One of the good things about on-camera flash is that it travels with you. Sure, this on axis light gives a really terrible flat light and red eyes, but it is always with you. you’d most likely get better, more directional light from an off camera flash, but setting this up takes time and space, which You don’t always have.
This is why they invented the flash brackets, and why Jerry Hamby made a PVC version of it. A flash bracket is a contraption that attaches to the camera and creates some distance between the flash and the lens. (Bye, bye red eyes).
When your flash is on a bracket you would need to trigger it and you can do so with a sync cable, a TTL cable or (if your flash supports it) trigger it wirelessly. And before the comments start poring about this, we know that the lens cap is on, this is just for illustration)
Materials
- 3 ft x 1” or ¾” PVC pipe
- 1 x 45-degree elbow
- 2-3 x 90-degree elbows
- 1 x Cross and/or 1 T
- 1 x end cap
- 1 x flash adapter
- 1 x ½” x ¼” screw
- 1 x 1” screw for camera plate
Tools
- Small saw (table, hand, hack, miter box, etc.)
- Screwdriver
- Drill with bits
Instructions
The first thing that we build will be the camera plate – this part will attach to the bottom of the camera (kinda like a tripod plate).
Start by cutting off a 9 inch section of the PVC pipe. Having a piece longer than you need will allow for cutting at either end and adjusting to you desires.
Mark the pipe with magic marker at six inches.
By far the most difficult part is cutting off the top 1/3 of the nine-inch section back to the 6 inch mark. Those 6 inches of sawed pipe will act as a camera bed – the camera will rest on and be screwed to the level six-inch section.
I used a saber saw on a table utilizing the table fence and guard. The guard should be used when sawing the piece.
I used the 45-degree elbow because my shoulders are broad and my joints old. This allows me to have the handle farther away from the camera and forward of the camera. If you do not need this adaptation then use only the 90-degree joint to the left of the nine-inch PVC piece.
Drill appropriate holes in the nine-inch piece to screw the camera to the handle.
A piece of rubber mat or kitchen scrub pad will serve as a pad between the camera and nine inch PVC.
Drill a hole in the end cap and screw the flash adapter to the end cap.
From that point on it is cut and slip into place.
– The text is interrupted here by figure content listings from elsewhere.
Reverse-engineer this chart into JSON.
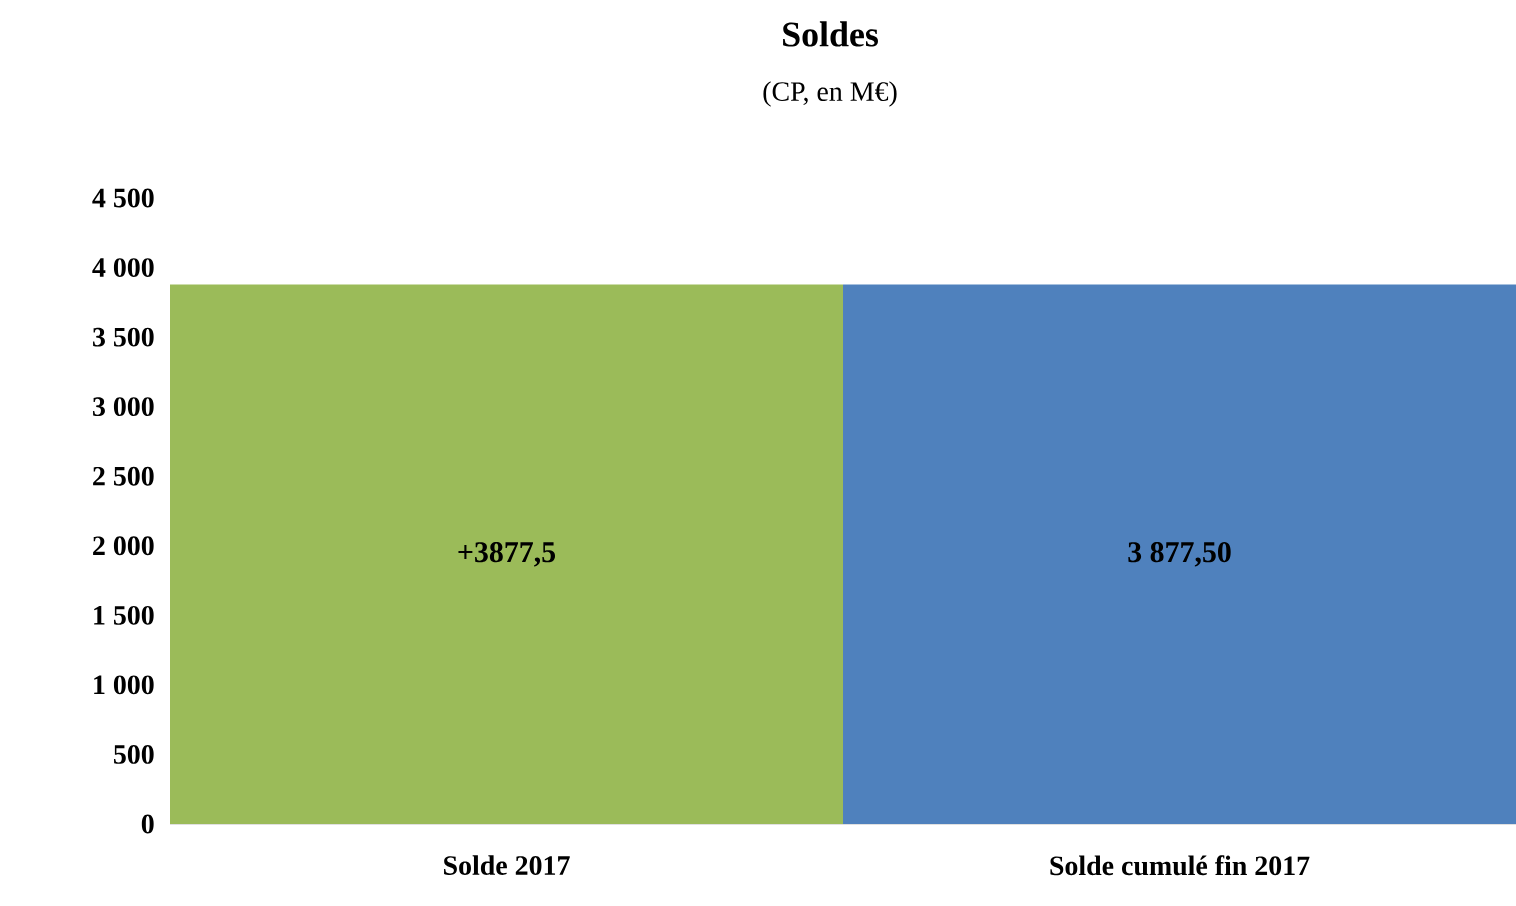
{
  "chart_data": {
    "type": "bar",
    "title": "Soldes",
    "subtitle": "(CP, en M€)",
    "categories": [
      "Solde 2017",
      "Solde cumulé fin 2017"
    ],
    "values": [
      3877.5,
      3877.5
    ],
    "colors": [
      "#9bbb59",
      "#4f81bd"
    ],
    "value_labels": [
      "+3877,5",
      "3 877,50"
    ],
    "ylim": [
      0,
      4500
    ],
    "yticks": [
      0,
      500,
      {
        "value": 1000,
        "label": "1 000"
      },
      {
        "value": 1500,
        "label": "1 500"
      },
      {
        "value": 2000,
        "label": "2 000"
      },
      {
        "value": 2500,
        "label": "2 500"
      },
      {
        "value": 3000,
        "label": "3 000"
      },
      {
        "value": 3500,
        "label": "3 500"
      },
      {
        "value": 4000,
        "label": "4 000"
      },
      {
        "value": 4500,
        "label": "4 500"
      }
    ],
    "grid": false
  }
}
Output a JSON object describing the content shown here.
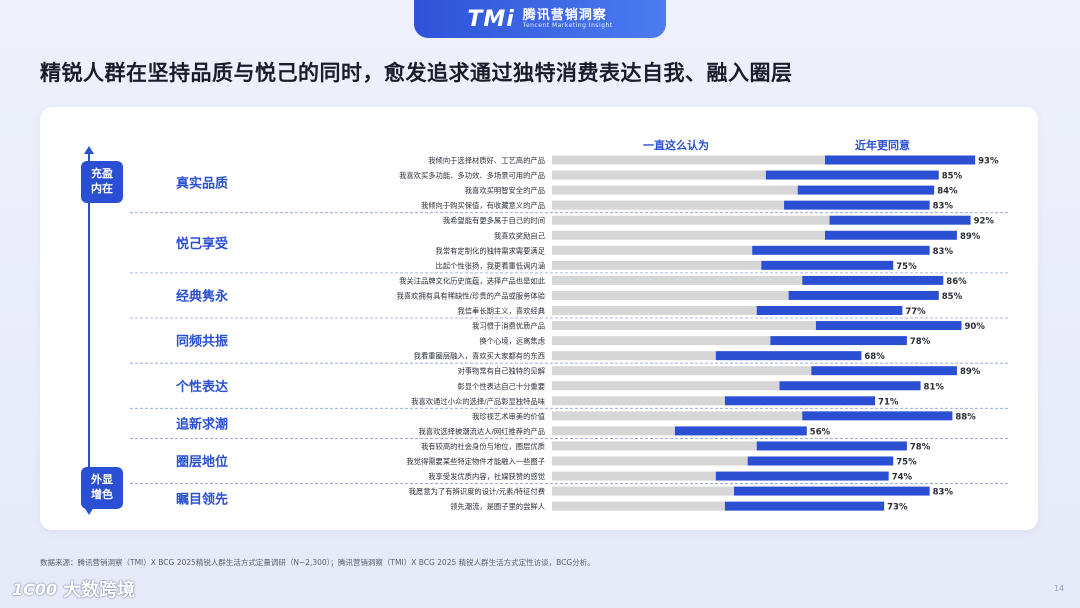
{
  "header": {
    "logo_mark": "TMi",
    "logo_cn": "腾讯营销洞察",
    "logo_en": "Tencent Marketing Insight"
  },
  "title": "精锐人群在坚持品质与悦己的同时，愈发追求通过独特消费表达自我、融入圈层",
  "axis": {
    "top_badge": [
      "充盈",
      "内在"
    ],
    "bottom_badge": [
      "外显",
      "增色"
    ]
  },
  "legend": {
    "base": "一直这么认为",
    "recent": "近年更同意"
  },
  "colors": {
    "base": "#d6d6d6",
    "recent": "#2b4fd3",
    "category": "#2b4fd3"
  },
  "chart_data": {
    "type": "bar",
    "orientation": "horizontal",
    "stacked": true,
    "unit": "%",
    "xlim": [
      0,
      100
    ],
    "series": [
      {
        "name": "一直这么认为",
        "key": "base"
      },
      {
        "name": "近年更同意",
        "key": "recent"
      }
    ],
    "groups": [
      {
        "category": "真实品质",
        "items": [
          {
            "label": "我倾向于选择材质好、工艺高的产品",
            "base": 60,
            "total": 93
          },
          {
            "label": "我喜欢买多功能、多功效、多场景可用的产品",
            "base": 47,
            "total": 85
          },
          {
            "label": "我喜欢买明智安全的产品",
            "base": 54,
            "total": 84
          },
          {
            "label": "我倾向于购买保值，有收藏意义的产品",
            "base": 51,
            "total": 83
          }
        ]
      },
      {
        "category": "悦己享受",
        "items": [
          {
            "label": "我希望能有更多属于自己的时间",
            "base": 61,
            "total": 92
          },
          {
            "label": "我喜欢奖励自己",
            "base": 60,
            "total": 89
          },
          {
            "label": "我常有定制化的独特需求需要满足",
            "base": 44,
            "total": 83
          },
          {
            "label": "比起个性张扬，我更看重低调内涵",
            "base": 46,
            "total": 75
          }
        ]
      },
      {
        "category": "经典隽永",
        "items": [
          {
            "label": "我关注品牌文化历史底蕴，选择产品也是如此",
            "base": 55,
            "total": 86
          },
          {
            "label": "我喜欢拥有具有稀缺性/珍贵的产品或服务体验",
            "base": 52,
            "total": 85
          },
          {
            "label": "我信奉长期主义，喜欢经典",
            "base": 45,
            "total": 77
          }
        ]
      },
      {
        "category": "同频共振",
        "items": [
          {
            "label": "我习惯于消费优质产品",
            "base": 58,
            "total": 90
          },
          {
            "label": "换个心境，远离焦虑",
            "base": 48,
            "total": 78
          },
          {
            "label": "我看重圈层融入，喜欢买大家都有的东西",
            "base": 36,
            "total": 68
          }
        ]
      },
      {
        "category": "个性表达",
        "items": [
          {
            "label": "对事物常有自己独特的见解",
            "base": 57,
            "total": 89
          },
          {
            "label": "彰显个性表达自己十分重要",
            "base": 50,
            "total": 81
          },
          {
            "label": "我喜欢通过小众的选择/产品彰显独特品味",
            "base": 38,
            "total": 71
          }
        ]
      },
      {
        "category": "追新求潮",
        "items": [
          {
            "label": "我珍视艺术审美的价值",
            "base": 55,
            "total": 88
          },
          {
            "label": "我喜欢选择被潮流达人/网红推荐的产品",
            "base": 27,
            "total": 56
          }
        ]
      },
      {
        "category": "圈层地位",
        "items": [
          {
            "label": "我有较高的社会身份与地位，圈层优质",
            "base": 45,
            "total": 78
          },
          {
            "label": "我觉得需要某些特定物件才能融入一些圈子",
            "base": 43,
            "total": 75
          },
          {
            "label": "我享受发优质内容，社媒获赞的感觉",
            "base": 36,
            "total": 74
          }
        ]
      },
      {
        "category": "瞩目领先",
        "items": [
          {
            "label": "我愿意为了有辨识度的设计/元素/特征付费",
            "base": 40,
            "total": 83
          },
          {
            "label": "领先潮流，是圈子里的尝鲜人",
            "base": 38,
            "total": 73
          }
        ]
      }
    ]
  },
  "footnote": "数据来源：腾讯营销洞察（TMI）X BCG 2025精锐人群生活方式定量调研（N~2,300）；腾讯营销洞察（TMI）X BCG 2025 精锐人群生活方式定性访谈，BCG分析。",
  "watermark": {
    "logo": "1C00",
    "text": "大数跨境"
  },
  "page_number": "14"
}
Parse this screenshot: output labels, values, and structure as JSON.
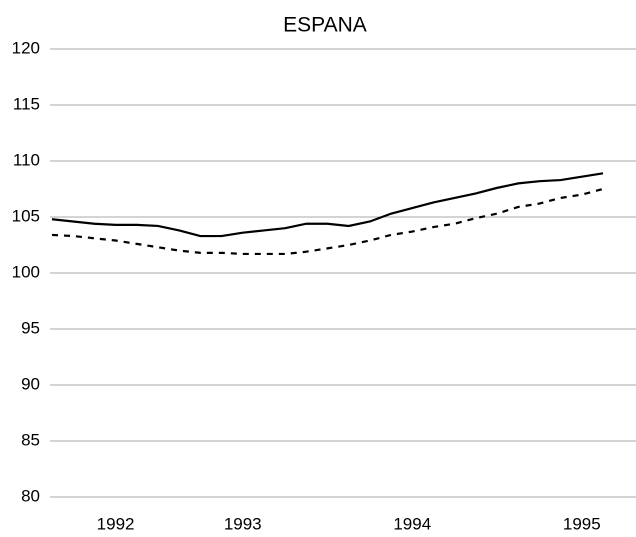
{
  "chart_data": {
    "type": "line",
    "title": "ESPANA",
    "categories": [
      null,
      null,
      null,
      "1992",
      null,
      null,
      null,
      null,
      null,
      "1993",
      null,
      null,
      null,
      null,
      null,
      null,
      null,
      "1994",
      null,
      null,
      null,
      null,
      null,
      null,
      null,
      "1995",
      null
    ],
    "series": [
      {
        "color": "#000000",
        "style": "solid",
        "values": [
          104.8,
          104.6,
          104.4,
          104.3,
          104.3,
          104.2,
          103.8,
          103.3,
          103.3,
          103.6,
          103.8,
          104.0,
          104.4,
          104.4,
          104.2,
          104.6,
          105.3,
          105.8,
          106.3,
          106.7,
          107.1,
          107.6,
          108.0,
          108.2,
          108.3,
          108.6,
          108.9
        ]
      },
      {
        "color": "#000000",
        "style": "dashed",
        "values": [
          103.4,
          103.3,
          103.1,
          102.9,
          102.6,
          102.3,
          102.0,
          101.8,
          101.8,
          101.7,
          101.7,
          101.7,
          101.9,
          102.2,
          102.5,
          102.9,
          103.4,
          103.7,
          104.1,
          104.4,
          104.9,
          105.3,
          105.9,
          106.2,
          106.7,
          107.0,
          107.5
        ]
      }
    ],
    "ylim": [
      80,
      120
    ],
    "yticks": [
      80,
      85,
      90,
      95,
      100,
      105,
      110,
      115,
      120
    ],
    "grid": true
  }
}
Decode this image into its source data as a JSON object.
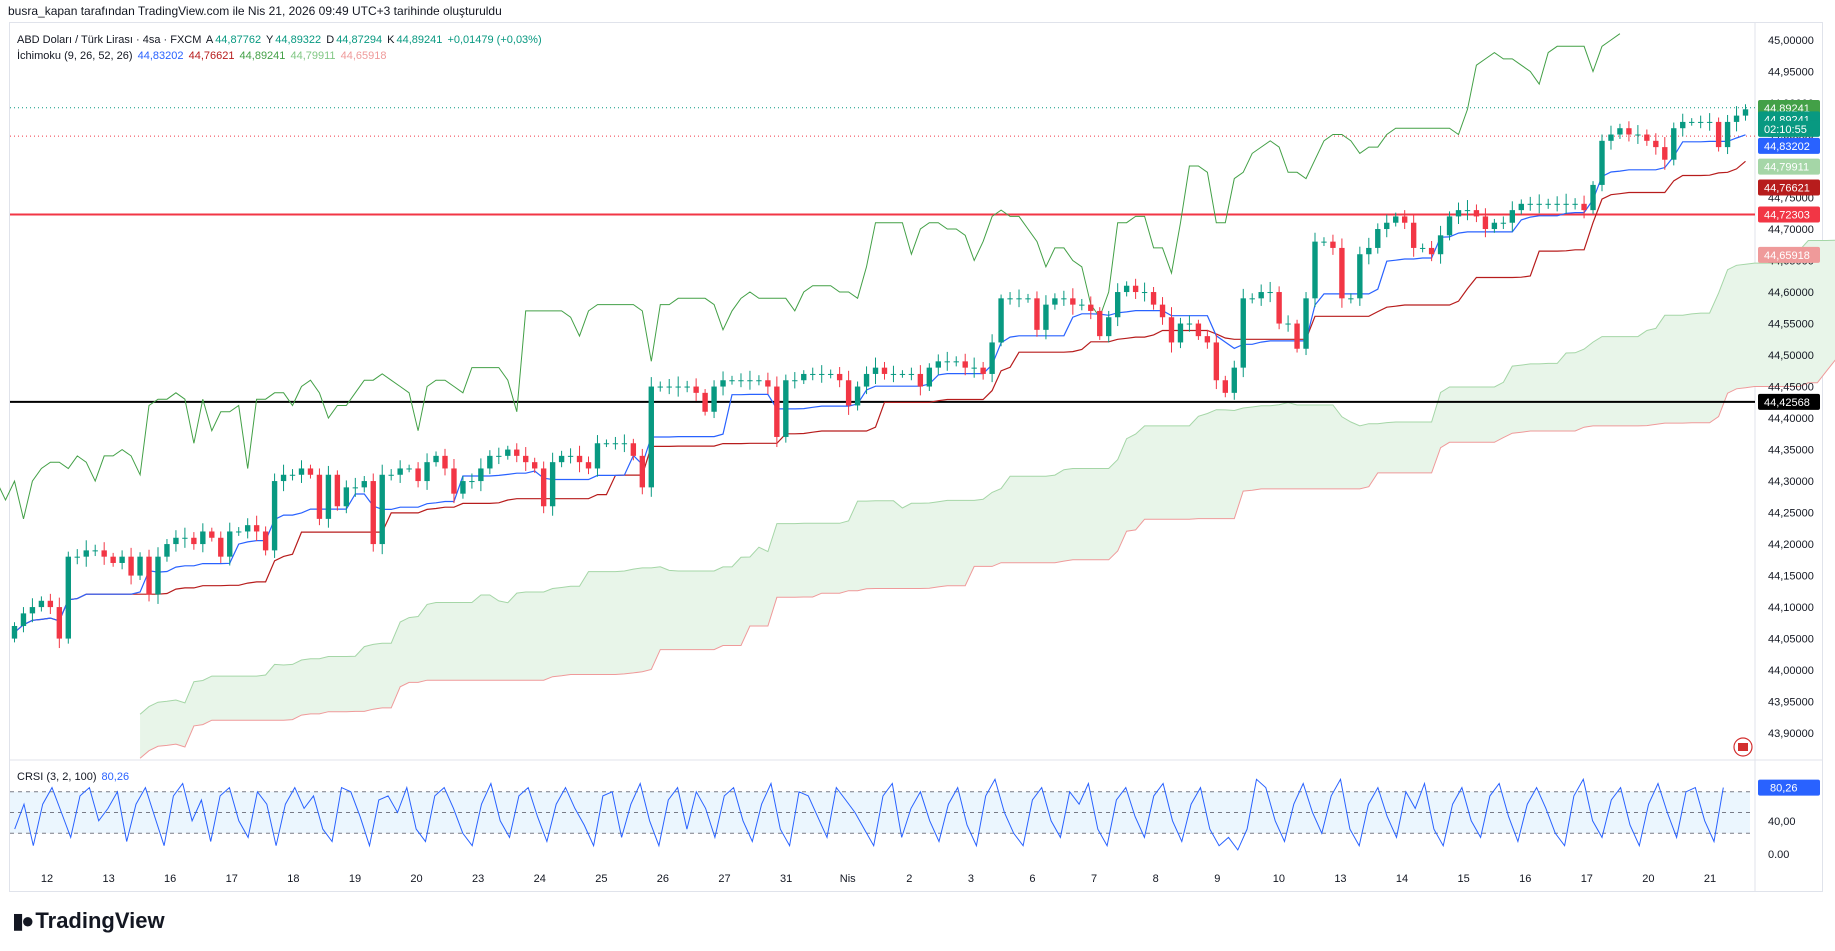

The configurations are endless.
This configuration allows for the camera to be in the right hand and the flash a foot to the left and above the lens. This is the configuration I use almost exclusively. It will negate the probability of having flat images.
This configuration allows for getting the camera and flash closer. You only need to move the short PVC piece and the end cap.
This configuration allows for the camera to be on a vertical grip by only moving the end cap from the left to the right of the T or Cross.
It is very easy to attach the vertical grip to the camera and then back onto the flash bracket.
If you want the flash to be more elevated, simply put in a connector and a piece of PVC pipe.
A short piece of PVC pipe and a connector can be used at any point to change the configuration.
And Then Some…
You can use connectors and PVC pieces to add height or distance in any direction at any time.
You can shorten each piece by simply sawing short pieces off until it fits you.
After you find your comfort zone, either glue or peg the pieces into place to avoid the camera slipping out onto the ground.
You can then paint your bracket to match your camera or your eyes or your truck.